The four US nuclear power plants being built this century are in trouble because of skyrocketing costs. Two in South Carolina were abandoned after construction costs spiraled out-of-control to $9 billion; the two Vogtle plants in Georgia are a $35 billion fiasco. For the first time since 1954 no new large, nuclear plants are being built in the United States. The hyped miracle tech that would save the industry, small modular reactors (SMRs), are already too costly to compete with alternative energy, and the first development [illustration: NuScale mock up] is over budget and behind schedule. NuScale's SMR lacks utility buyers due to cost concerns. There are no large reactors being built in the US since 1954, the beginning of commercial nuclear power in this country. If Diablo Canyon in California is allowed to continue operating past its expiration date, its electricity would be $8-12 billion over market price through 2030.

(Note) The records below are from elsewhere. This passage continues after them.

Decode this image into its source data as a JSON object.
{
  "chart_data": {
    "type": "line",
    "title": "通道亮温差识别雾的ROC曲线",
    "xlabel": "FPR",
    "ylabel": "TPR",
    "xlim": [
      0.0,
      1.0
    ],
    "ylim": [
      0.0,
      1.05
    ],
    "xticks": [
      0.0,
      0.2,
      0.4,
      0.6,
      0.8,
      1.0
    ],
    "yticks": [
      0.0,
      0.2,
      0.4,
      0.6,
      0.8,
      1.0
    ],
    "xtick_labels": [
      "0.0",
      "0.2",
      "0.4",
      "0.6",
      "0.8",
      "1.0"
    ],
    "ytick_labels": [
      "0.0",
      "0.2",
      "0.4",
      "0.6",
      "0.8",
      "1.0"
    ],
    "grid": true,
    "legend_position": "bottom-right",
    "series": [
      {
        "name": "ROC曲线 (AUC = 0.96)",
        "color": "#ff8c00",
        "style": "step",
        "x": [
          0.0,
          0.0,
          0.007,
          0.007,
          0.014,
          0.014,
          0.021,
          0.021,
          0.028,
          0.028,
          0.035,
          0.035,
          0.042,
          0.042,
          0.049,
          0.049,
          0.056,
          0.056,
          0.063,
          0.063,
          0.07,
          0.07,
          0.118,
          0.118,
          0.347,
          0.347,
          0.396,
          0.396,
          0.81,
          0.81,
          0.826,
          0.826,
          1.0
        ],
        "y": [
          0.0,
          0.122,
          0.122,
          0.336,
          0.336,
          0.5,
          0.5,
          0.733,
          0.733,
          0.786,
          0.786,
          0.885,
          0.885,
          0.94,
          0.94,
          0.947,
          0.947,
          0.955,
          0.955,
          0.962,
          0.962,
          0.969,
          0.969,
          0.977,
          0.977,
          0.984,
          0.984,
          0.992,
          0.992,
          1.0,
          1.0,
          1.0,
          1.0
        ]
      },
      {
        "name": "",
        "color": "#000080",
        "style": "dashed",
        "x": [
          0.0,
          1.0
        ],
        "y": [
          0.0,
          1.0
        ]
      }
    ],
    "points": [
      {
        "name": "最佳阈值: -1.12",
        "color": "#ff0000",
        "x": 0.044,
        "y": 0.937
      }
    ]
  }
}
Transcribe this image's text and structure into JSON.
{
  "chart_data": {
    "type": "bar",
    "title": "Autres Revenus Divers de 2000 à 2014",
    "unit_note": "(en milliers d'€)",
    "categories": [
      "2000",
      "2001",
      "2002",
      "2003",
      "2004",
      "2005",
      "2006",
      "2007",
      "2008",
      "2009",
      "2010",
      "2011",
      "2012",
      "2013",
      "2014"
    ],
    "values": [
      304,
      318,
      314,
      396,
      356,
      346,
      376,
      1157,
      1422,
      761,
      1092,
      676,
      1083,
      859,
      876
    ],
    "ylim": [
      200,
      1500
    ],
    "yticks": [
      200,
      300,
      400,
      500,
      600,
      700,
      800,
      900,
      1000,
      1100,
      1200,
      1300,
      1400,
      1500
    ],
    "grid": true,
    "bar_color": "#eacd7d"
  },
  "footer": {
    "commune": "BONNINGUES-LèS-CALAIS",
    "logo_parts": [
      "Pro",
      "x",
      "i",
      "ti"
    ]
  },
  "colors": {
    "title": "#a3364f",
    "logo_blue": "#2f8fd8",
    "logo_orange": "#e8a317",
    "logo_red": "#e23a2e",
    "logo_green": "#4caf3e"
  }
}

This situation did not stop Congress, which seems enthralled by passing legislation with acronymic titles regardless of merit. Only two senators voted against this bill, Bernie Sanders (D-VT) and Ed Markey (D-MA). The Accelerated Deployment of Versatile, Advanced Nuclear for Clean Energy will relax the regulation process for licensing new reactors, allow foreign ownership in the US, and reduce licensing fees. Nuclear opponents see the legislation as the biggest push in thirty-five years on behalf of an industry that has failed to materialize its promise to generate electricity "too cheap to meter". Industry propaganda attempts to portray nuclear power as the answer to the climate crisis. The industry is neither clean nor without negative environmental impacts. The US has yet to solve the problem of highly radioactive waste disposal. The 90 page bill was inserted into a must-pass wildfire grants bill of three pages--typical behavior for nuclear power hucksters in Congress, like Shelly Capito (R-WV), ranking member of the Senate Environment and Public Works committee.
A spokesperson for the Union of Concerned Scientists said, “Passage of this legislation will only increase the danger to people already living downwind of nuclear facilities from a severe accident or terrorist attack, and it will make it even more difficult for communities to prevent risky, experimental reactors from being sited in their midst...This is not about making the reactor licensing process more efficient, but about weakening safety and security oversight across the board, a longstanding industry goal. The change to the NRC’s mission effectively directs the agency to enforce only the bare minimum level of regulation at every facility it oversees across the United States.”
In US Person's opinion, the only miracle associated with commercial nuclear power in the US is that only one reactor, Three Mile Island, has melted down in a half century of operation.